The report, Valuing Public Education: A 50 State Report Card, gave no state a grade higher than “C.” Eight states received an “F” and most states were awarded a “D.”
Aware that pushback by government agencies is all too likely, the NPE exhaustively described their testing criteria.
“We evaluated states on six criteria aligned with our values. Laws, policies and practices that impact these criteria were rated. We also considered the measurable effects those laws and policies have on schools. For example, although there are no longer laws that allow racial segregation, a state’s housing and school choice laws affect the student demographics of schools.”
“The average of the six letter grades was then used to create a GPA, which was converted into an overall state letter grade. As a matter of principle, NPE does not believe in assigning a single letter grade for evaluation purposes. We are opposed to such simplistic methods when used, for example, to evaluate schools. In this case, our letter grades carry no stakes. No state will be rewarded or punished as a result of our judgment about their support or lack of support for public education.
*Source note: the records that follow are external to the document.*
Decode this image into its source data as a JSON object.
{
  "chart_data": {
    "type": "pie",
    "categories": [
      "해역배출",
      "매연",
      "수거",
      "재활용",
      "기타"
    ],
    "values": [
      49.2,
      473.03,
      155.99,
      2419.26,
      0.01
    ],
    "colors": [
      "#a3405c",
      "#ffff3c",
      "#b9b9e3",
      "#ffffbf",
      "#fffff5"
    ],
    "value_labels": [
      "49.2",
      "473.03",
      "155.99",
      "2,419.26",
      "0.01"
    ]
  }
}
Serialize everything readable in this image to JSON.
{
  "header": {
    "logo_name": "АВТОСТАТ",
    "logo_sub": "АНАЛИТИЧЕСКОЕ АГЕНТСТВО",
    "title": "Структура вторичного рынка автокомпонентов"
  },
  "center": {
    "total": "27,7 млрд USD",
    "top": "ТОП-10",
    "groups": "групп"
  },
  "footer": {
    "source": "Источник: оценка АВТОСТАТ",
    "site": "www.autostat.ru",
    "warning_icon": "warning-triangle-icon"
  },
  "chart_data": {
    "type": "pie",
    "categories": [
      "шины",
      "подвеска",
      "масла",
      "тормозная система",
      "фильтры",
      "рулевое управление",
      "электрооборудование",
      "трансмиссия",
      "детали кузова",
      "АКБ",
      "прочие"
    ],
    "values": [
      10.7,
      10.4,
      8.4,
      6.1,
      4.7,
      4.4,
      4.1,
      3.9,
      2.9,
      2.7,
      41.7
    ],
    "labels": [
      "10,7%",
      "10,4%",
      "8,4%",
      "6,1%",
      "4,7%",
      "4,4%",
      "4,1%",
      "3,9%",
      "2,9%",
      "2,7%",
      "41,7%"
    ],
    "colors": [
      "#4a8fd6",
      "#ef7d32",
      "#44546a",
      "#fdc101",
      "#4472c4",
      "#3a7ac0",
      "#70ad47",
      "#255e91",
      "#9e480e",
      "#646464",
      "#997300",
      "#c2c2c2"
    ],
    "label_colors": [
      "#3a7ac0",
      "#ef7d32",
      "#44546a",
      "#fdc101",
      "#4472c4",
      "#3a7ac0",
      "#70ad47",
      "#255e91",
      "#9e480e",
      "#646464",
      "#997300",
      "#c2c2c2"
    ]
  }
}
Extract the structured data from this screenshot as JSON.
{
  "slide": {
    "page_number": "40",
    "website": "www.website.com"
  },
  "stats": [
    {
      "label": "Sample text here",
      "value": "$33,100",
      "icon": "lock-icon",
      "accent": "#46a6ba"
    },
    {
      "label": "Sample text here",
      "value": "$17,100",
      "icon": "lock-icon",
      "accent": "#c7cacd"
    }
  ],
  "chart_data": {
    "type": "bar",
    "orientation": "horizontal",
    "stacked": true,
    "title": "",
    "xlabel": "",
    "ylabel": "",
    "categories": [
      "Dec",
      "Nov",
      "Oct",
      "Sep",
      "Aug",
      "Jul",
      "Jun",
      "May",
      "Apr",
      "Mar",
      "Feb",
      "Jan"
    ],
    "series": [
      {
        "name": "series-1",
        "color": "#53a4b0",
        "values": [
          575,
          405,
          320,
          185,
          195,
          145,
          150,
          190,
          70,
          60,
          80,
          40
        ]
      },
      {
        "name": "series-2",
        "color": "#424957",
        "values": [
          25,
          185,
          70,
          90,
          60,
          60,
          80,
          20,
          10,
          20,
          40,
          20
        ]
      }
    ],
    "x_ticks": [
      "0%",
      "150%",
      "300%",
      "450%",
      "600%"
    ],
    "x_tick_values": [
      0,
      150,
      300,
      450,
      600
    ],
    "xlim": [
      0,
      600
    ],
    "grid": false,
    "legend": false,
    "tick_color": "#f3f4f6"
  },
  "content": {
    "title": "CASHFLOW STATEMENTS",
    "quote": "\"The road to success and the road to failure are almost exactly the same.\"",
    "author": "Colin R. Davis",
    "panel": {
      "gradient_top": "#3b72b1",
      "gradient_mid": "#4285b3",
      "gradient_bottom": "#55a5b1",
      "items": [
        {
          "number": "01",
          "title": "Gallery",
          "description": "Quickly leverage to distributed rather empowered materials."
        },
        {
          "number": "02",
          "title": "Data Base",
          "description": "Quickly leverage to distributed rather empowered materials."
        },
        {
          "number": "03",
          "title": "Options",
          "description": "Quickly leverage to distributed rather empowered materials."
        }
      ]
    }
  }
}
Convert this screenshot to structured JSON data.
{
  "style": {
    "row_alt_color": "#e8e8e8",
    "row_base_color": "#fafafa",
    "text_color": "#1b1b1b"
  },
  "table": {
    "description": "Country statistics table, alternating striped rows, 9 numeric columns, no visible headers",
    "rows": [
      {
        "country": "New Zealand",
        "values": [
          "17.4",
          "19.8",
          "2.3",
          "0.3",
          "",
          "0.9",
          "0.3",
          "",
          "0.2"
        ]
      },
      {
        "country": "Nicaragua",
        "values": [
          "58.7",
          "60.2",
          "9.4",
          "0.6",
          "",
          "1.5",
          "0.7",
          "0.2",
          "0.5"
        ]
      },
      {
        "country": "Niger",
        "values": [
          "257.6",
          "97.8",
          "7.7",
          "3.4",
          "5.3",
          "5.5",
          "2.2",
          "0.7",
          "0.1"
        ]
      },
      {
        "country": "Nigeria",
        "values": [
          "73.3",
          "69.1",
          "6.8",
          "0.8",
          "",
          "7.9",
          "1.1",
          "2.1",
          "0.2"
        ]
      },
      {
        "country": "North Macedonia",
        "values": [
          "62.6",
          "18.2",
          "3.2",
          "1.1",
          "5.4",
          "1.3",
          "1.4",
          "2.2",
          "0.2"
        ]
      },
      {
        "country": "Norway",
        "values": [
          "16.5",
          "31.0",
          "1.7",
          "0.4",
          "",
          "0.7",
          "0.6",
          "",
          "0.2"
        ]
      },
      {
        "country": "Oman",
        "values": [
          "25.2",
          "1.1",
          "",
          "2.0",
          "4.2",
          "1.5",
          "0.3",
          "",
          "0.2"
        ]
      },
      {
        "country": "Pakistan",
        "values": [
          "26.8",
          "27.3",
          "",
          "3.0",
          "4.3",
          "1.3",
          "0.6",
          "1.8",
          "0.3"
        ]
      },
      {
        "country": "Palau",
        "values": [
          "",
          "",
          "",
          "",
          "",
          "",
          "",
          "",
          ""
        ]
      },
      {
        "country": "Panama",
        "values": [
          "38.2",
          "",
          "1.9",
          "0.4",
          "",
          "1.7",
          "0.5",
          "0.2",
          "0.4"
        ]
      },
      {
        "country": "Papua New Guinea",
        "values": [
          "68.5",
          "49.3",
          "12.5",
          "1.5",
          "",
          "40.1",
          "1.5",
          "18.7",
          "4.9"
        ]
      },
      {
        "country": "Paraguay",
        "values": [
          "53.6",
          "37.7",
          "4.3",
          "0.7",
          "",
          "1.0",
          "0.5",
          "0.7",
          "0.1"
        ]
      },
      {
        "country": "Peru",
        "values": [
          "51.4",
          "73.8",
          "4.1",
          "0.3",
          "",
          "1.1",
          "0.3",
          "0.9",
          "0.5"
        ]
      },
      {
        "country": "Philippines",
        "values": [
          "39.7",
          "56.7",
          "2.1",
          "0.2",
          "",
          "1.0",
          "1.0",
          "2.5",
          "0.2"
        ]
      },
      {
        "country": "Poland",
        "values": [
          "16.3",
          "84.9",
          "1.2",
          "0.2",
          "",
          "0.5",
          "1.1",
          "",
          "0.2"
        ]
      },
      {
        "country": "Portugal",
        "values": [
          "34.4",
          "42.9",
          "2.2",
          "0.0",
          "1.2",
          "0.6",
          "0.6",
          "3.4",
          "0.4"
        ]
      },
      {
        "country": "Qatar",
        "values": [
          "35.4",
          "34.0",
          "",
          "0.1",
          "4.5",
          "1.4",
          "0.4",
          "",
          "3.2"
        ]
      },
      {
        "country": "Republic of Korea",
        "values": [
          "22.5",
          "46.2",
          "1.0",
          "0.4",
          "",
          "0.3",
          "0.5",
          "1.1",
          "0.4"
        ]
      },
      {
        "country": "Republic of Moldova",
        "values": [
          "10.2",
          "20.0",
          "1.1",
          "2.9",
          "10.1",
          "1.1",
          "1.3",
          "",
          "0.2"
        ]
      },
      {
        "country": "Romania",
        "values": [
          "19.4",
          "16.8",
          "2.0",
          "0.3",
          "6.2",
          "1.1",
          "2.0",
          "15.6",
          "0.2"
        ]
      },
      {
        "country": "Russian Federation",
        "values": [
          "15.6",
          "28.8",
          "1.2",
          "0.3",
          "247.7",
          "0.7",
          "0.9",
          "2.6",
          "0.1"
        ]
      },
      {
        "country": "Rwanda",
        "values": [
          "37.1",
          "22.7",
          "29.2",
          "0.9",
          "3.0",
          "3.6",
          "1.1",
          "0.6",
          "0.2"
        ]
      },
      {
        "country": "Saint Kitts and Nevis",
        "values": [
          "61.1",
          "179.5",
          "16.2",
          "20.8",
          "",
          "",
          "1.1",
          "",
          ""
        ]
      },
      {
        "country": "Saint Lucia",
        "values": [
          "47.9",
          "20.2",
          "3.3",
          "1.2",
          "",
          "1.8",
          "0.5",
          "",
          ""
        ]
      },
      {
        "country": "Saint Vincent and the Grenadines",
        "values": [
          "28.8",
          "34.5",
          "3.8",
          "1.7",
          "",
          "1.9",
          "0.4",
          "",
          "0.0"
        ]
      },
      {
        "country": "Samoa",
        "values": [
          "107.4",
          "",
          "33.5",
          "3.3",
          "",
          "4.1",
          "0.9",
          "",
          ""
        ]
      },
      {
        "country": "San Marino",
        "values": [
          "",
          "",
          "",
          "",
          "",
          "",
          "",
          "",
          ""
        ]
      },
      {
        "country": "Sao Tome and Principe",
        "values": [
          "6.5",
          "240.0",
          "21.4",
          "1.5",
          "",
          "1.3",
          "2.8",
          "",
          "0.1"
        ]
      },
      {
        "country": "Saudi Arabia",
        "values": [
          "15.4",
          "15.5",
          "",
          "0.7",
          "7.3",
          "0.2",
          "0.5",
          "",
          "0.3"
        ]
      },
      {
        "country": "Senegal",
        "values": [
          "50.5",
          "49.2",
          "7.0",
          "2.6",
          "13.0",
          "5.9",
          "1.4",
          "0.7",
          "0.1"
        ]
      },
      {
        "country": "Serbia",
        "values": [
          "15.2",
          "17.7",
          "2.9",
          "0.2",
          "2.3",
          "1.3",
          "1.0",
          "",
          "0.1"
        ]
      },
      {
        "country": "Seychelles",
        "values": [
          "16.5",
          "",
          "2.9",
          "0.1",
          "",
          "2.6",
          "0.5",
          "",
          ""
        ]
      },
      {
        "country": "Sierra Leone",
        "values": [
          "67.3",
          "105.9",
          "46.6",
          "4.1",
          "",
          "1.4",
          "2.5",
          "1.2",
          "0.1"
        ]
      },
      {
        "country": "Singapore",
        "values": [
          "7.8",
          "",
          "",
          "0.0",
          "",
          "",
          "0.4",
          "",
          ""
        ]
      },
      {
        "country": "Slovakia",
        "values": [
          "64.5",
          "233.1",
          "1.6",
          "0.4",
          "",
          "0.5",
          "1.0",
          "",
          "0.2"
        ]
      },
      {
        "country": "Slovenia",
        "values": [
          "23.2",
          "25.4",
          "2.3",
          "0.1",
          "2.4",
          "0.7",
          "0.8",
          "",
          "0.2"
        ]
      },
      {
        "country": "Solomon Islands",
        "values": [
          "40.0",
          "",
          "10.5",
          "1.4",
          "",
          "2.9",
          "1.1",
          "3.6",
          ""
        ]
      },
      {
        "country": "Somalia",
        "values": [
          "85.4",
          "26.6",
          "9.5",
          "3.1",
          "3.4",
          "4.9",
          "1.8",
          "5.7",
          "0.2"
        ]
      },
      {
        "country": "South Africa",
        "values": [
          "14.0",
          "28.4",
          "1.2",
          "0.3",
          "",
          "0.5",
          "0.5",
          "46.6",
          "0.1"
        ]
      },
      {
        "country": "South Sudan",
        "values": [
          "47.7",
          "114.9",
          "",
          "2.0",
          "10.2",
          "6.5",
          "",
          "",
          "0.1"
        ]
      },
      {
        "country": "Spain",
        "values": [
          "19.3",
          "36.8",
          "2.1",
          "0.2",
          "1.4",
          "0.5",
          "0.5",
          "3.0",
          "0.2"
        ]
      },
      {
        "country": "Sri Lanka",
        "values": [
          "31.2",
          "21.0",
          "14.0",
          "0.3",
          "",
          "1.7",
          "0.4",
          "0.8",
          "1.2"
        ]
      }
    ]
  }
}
We assign the grade, and provide the sources from which it is derived, to alert the public about whether their state is acting as a responsible guardian of its public schools.”
They also stated that grades in the “Chance for Success” column are lower than they would have been a decade ago, and suggest that this is due to rising numbers of students living in poverty and increased racial isolation in schools.
When it came to school finance, they gave the United States a national grade of a “dismal D.”